“Now that Separateness is Unassailable” Public Dance Performance
Date and Time
Apr 28, 2019 6:00 pm
Location
Brookland
Apr 28, 2019 6:00 pm
Brookland
“Now that Separateness is Unassailable” is a 30 minute multimedia dance theatre performance that deconstructs the borders that separate loved ones. In their desperate longing to breach the cultural and geographic separations that divide them, two women from opposite ends of the globe, melt and bend time with the warmth of love they share, in the process shifting the duration of their days apart. Their homesickness for one another drags the duration of simple tasks such as eating an orange or applying lipstick. Meanwhile, reaching for one another accelerates an eternal journey across the globe. The two women appear live on stage and, at times, one of them is seen only on screen, enhancing their absence. Then, the two women transcend the screen and springing to life on the stage. The two performers attempt but fail to connect, until the end when they reunite in a playful, wistful dance. Their persistence earns them passage to one another, and the piece finds them reunited, drinking each other in, as if for sheer survival of their parched hearts. Ultimately, love survives the borders.
“Now that Separateness is Unassailable” was born of the collaboration between dancer/scholar Rosalie Purvis and dancer/scholar Dr. Debaroti Chakraborty and members of the Kolkata based performing arts Collective Chaepani. Ms, Purvis has collaborated with Chaepani on several projects including “Root Map,” which they performed with local artists on multiple international borders on a play that crosses politically imposed obstacles. Their present work negotiates cultural difference and translation between the company’s respective urban surroundings of New York and Kolkata. The performers share both intimate emotions as well as daily routines revealing fundamentally different Eastern and Western attitudes about attachment, artifacts, and rituals of consumption.

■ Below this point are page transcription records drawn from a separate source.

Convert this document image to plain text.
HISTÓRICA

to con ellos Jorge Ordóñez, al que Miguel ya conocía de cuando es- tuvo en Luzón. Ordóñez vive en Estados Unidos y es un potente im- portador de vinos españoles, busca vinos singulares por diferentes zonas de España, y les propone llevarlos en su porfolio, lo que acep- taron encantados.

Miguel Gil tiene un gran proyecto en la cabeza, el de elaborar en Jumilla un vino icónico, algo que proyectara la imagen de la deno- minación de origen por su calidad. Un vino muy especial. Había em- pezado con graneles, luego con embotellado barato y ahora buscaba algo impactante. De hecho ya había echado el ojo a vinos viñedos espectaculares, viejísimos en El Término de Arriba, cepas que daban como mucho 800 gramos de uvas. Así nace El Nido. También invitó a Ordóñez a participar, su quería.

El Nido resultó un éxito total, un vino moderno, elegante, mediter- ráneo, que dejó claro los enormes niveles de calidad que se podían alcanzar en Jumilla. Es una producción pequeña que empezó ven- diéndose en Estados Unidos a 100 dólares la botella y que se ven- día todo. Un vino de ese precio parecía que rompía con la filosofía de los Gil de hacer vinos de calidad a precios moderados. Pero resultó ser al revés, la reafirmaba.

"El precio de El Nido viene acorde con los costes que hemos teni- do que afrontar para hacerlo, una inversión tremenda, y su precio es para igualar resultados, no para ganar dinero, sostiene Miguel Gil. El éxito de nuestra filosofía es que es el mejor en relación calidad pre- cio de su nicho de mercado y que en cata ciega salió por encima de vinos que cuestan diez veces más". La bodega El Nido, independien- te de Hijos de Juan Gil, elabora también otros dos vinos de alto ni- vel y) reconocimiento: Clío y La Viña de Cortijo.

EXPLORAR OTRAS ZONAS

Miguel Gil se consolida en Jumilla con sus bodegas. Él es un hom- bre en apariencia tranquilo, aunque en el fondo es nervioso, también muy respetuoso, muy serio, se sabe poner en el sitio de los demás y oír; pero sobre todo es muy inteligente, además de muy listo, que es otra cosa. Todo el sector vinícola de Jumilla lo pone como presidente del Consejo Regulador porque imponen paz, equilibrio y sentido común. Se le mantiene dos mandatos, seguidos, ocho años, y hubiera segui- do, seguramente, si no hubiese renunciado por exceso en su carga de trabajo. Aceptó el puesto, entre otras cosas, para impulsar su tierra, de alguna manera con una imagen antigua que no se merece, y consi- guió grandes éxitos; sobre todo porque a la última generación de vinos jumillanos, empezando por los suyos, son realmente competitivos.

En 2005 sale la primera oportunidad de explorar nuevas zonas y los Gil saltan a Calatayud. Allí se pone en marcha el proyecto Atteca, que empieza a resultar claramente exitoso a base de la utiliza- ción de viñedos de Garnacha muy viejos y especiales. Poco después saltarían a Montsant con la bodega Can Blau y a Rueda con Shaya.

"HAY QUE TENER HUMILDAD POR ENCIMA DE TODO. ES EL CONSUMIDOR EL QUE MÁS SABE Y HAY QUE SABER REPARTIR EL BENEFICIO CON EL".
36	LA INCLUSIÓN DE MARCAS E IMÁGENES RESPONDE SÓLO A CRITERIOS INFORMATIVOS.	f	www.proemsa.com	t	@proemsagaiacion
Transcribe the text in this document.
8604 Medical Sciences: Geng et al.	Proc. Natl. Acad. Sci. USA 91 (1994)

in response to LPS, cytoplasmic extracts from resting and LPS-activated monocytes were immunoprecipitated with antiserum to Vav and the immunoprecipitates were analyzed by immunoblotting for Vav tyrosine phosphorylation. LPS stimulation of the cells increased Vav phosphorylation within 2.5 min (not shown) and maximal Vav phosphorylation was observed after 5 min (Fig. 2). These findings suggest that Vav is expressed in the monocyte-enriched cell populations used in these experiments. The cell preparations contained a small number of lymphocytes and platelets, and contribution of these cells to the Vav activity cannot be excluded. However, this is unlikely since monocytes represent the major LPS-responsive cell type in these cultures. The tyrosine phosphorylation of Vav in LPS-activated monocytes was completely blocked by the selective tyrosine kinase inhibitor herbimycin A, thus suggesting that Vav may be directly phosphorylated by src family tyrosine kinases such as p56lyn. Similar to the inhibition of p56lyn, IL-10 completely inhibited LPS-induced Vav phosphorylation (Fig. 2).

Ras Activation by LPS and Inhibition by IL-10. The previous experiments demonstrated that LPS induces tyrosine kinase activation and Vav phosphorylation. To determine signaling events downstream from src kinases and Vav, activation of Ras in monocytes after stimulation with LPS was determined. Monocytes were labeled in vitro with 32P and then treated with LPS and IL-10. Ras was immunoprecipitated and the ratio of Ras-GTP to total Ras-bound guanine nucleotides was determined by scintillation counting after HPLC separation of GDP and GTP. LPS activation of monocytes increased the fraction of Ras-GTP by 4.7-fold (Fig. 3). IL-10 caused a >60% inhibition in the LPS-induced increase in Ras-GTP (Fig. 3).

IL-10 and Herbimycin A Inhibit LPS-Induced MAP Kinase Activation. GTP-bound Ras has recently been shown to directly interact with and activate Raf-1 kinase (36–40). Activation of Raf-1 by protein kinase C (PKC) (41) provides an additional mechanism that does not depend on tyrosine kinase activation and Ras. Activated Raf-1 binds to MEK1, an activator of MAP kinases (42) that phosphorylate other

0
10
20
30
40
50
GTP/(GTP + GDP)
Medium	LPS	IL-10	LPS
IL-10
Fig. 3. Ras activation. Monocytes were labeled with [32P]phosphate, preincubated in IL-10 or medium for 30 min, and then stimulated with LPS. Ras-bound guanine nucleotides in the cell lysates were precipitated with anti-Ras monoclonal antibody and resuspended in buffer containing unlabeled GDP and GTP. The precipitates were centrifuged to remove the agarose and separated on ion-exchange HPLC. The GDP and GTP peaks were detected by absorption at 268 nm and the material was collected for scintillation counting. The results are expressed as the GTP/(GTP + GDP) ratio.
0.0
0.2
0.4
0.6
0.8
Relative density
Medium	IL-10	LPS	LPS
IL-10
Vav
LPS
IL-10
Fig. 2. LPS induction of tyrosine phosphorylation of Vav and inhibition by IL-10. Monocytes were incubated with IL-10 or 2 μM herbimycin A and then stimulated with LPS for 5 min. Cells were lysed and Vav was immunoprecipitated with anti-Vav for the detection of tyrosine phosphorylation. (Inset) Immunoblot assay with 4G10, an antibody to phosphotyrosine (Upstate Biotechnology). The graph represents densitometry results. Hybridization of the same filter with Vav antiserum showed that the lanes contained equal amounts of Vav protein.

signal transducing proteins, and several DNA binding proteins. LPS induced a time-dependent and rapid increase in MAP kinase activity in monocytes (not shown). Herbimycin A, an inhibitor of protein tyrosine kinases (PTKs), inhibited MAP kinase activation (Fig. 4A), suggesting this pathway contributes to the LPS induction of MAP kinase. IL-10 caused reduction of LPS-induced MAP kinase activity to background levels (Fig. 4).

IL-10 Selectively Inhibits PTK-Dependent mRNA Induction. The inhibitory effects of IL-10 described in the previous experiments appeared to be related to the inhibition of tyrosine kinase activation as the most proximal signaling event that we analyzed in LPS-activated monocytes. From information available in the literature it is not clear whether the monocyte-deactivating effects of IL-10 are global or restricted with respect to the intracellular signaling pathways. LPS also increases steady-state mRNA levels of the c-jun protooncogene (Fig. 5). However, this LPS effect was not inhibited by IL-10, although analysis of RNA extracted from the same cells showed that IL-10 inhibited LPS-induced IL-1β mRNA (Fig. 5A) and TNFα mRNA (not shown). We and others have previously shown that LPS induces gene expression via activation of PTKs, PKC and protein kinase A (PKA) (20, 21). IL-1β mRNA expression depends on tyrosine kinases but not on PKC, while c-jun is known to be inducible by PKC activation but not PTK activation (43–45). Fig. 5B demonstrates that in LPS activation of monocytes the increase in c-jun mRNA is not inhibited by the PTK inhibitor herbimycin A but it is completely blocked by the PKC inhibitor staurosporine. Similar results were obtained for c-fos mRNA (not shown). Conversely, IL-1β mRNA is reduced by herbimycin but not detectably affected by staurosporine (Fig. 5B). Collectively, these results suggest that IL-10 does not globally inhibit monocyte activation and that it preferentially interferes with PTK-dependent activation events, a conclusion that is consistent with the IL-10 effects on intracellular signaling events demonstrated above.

The artists explore the intimacy of intercultural relationship through dance, video and a layered audioscore that includes texts from Indian and Latin American literature, excerpts from Esther Perel’s podcast about relationships, music from Sweden, France, Brazil and India, incorporated and manipulated into an original sound collage designed by James David Jacobs. Singer Somdutta Roi provides a haunting vocal score as she and her singing weave around and through the space, at times dividing, at times inspiring and then finally connecting the two women on stage.
The pieces has been performed in India in several venues in Kolkata. It has also been shown in India at Samsi College in Malda which is right near the Bangladesh border. In the U.S. the piece has been shown in Ithaca (NY), Philadelphia, New York City and Portland (OR).